Omicron, boosters and vaccine ageism.
By Peter Lloyd-Sherlock, Soumitra Ghosh and Aravinda Guntupalli
In the wake of the rapid global spread of the Omicron variant of COVID-19, it is understandable that people of all ages are anxious to protect themselves as much as possible. There is clear evidence that, for people who have already received two doses of vaccine, having a third, “booster” dose three or more months later can substantially increase Omicron immunity (Lusvarghi et al, 2021). The rush to get boosted is as evident in low and middle-income countries as in high-income ones. For example, on 6 January 2022 the Thai prime minister urged all those who are eligible for boosters (people who had already received two doses by 1 November 2021) to get them immediately, and the Thai government is already planning for key workers and vulnerable groups to be given a fourth dose.
At first sight, this appears to be an impressively robust policy response. Yet in countries like Thailand, large numbers of older people are yet to receive a second dose of vaccine and some have not even received a first one. As of 28 December 2021, fewer than 40 per cent of Thais people aged 60 or more had received at least two doses.

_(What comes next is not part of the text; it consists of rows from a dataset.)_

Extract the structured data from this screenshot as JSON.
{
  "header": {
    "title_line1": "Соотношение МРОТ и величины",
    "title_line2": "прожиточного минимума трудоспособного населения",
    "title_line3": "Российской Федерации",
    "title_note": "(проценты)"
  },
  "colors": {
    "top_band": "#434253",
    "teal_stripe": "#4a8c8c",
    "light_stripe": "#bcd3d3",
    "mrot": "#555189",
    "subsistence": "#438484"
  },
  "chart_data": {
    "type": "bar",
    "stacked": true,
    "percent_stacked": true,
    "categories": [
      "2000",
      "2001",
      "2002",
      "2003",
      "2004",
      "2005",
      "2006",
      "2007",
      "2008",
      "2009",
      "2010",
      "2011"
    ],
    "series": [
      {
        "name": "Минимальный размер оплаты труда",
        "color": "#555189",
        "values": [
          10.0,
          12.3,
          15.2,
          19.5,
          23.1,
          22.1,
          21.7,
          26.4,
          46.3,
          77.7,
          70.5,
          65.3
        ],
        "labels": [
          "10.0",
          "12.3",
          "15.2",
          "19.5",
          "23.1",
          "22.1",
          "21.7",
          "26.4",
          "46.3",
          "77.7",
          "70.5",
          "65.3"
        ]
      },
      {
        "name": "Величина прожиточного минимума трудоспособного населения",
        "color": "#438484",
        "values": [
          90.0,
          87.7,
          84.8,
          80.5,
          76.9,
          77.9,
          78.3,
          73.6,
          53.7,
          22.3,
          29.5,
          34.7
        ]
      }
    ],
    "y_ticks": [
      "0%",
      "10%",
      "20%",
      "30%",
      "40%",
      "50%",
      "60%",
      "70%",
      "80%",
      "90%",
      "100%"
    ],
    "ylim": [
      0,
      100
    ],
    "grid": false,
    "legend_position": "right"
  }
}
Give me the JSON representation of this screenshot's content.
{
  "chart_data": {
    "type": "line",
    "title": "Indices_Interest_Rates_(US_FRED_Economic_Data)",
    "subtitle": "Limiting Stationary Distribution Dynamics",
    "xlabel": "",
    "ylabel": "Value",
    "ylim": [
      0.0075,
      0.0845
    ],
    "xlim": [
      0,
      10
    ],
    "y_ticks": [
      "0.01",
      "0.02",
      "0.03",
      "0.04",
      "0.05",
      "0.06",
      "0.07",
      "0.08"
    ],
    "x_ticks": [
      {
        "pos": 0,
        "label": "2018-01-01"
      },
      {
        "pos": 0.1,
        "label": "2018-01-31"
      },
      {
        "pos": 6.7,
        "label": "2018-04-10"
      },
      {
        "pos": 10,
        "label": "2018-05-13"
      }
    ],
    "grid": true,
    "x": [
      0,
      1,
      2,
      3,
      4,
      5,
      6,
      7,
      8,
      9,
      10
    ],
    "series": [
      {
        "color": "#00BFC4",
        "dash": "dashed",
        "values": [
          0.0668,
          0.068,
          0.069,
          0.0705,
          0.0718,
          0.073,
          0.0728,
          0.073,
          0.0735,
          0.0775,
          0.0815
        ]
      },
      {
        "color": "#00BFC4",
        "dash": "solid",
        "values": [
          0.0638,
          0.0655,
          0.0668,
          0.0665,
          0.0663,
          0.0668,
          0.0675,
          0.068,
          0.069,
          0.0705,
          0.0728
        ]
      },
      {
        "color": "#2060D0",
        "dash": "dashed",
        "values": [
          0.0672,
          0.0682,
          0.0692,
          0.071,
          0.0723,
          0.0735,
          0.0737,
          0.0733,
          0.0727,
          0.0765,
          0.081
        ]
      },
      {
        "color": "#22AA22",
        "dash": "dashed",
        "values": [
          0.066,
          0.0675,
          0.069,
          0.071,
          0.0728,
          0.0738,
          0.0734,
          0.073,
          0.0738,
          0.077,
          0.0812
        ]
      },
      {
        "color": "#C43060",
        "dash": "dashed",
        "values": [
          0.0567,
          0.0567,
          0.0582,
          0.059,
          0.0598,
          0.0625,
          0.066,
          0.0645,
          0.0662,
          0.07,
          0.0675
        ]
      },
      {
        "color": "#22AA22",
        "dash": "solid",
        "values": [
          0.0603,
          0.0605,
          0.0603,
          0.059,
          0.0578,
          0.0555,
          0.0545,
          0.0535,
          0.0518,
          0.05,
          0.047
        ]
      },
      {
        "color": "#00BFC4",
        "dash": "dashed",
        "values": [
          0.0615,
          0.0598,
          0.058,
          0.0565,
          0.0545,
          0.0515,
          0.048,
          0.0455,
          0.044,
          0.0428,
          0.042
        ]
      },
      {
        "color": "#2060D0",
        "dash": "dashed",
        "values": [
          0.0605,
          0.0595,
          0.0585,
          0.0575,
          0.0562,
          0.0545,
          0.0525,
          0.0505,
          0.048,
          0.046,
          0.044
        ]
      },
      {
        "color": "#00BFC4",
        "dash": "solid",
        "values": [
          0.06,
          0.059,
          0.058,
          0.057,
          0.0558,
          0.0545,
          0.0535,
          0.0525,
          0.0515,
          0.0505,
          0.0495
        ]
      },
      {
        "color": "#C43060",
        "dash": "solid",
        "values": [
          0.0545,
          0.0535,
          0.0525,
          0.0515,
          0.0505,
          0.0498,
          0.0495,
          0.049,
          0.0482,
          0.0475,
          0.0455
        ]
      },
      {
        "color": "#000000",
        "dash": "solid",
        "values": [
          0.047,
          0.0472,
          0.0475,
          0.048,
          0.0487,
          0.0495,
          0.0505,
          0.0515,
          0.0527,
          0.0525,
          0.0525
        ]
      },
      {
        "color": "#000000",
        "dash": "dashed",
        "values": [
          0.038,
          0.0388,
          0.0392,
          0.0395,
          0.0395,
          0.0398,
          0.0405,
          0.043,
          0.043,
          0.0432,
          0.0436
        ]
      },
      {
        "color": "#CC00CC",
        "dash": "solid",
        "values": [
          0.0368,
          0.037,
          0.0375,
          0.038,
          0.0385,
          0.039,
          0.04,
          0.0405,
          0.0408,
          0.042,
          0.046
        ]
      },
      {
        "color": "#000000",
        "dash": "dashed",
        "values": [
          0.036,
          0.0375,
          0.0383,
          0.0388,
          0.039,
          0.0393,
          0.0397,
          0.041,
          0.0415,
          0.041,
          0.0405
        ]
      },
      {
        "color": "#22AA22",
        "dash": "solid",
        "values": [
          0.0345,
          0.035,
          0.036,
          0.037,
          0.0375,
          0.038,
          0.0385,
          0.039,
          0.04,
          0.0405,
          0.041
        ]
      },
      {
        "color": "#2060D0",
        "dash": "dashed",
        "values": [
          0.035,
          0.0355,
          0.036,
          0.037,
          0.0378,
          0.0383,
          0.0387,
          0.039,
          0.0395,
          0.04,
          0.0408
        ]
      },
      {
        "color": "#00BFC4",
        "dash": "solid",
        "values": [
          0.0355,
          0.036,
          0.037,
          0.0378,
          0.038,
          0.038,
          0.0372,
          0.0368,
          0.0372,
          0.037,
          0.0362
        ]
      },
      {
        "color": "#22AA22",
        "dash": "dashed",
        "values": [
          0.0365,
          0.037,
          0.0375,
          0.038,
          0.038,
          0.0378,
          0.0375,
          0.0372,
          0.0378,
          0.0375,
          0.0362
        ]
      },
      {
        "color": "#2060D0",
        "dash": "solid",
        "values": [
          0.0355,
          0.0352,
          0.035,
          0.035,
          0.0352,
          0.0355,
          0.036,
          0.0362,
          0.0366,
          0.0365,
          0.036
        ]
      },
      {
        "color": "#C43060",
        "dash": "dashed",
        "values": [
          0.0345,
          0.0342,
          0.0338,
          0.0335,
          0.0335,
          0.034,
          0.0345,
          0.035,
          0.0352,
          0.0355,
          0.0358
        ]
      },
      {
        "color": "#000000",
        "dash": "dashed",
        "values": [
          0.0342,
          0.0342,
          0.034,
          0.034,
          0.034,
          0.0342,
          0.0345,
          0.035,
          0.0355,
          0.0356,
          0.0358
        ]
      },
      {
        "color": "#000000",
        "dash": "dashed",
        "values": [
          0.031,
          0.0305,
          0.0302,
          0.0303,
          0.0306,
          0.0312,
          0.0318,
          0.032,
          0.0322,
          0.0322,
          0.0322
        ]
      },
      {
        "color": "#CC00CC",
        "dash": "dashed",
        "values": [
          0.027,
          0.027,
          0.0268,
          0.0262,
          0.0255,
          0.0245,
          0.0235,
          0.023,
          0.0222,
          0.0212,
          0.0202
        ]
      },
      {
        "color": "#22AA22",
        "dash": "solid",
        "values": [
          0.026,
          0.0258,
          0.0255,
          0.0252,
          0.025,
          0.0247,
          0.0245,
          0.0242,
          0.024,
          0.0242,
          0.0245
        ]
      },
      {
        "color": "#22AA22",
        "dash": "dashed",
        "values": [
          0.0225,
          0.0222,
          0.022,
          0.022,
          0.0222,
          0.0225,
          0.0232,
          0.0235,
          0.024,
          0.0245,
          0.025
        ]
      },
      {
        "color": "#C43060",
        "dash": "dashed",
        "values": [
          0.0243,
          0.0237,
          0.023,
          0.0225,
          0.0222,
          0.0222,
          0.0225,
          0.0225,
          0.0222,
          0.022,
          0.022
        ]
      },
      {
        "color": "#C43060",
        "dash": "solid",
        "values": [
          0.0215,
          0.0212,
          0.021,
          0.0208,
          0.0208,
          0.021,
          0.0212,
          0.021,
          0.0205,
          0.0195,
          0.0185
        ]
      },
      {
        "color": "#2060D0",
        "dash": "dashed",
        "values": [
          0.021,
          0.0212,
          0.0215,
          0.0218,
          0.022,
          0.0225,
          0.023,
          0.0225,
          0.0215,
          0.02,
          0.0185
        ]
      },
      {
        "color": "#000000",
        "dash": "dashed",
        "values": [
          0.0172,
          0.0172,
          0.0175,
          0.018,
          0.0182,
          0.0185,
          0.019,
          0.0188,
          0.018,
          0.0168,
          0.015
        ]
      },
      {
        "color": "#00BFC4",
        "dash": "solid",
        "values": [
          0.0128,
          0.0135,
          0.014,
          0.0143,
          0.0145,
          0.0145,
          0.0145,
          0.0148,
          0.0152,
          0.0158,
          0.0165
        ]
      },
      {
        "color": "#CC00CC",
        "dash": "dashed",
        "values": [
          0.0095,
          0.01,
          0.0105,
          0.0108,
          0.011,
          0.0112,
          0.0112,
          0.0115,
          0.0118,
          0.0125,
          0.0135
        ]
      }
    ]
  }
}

The case of Thailand is far from exceptional. In the case of India, third doses are now being rolled out to a number of categories including “frontline workers” and they will soon be made available to anyone aged 15 or over. Yet millions of older people in India are yet to receive a second or even first dose. The risk of dying or becoming seriously ill from all forms of COVID-19 increases exponentially from the age of 60. Focussing on multiple vaccines for younger people while leaving those at far greater risk is an unjustifiable form of ageism and will lead to many avoidable deaths.
Lusvarghi S, Pollett SD, Neerukonda SN, Wang W, Wang R, et al. SARS-CoV-2 Omicron neutralization by therapeutic antibodies, convalescent sera, and post-mRNA vaccine booster. bioRxiv [Preprint]. 2021 Dec 28:2021.12.22.473880. doi: 10.1101/2021.12.22.473880. PMID: 34981057; PMCID: PMC8722594.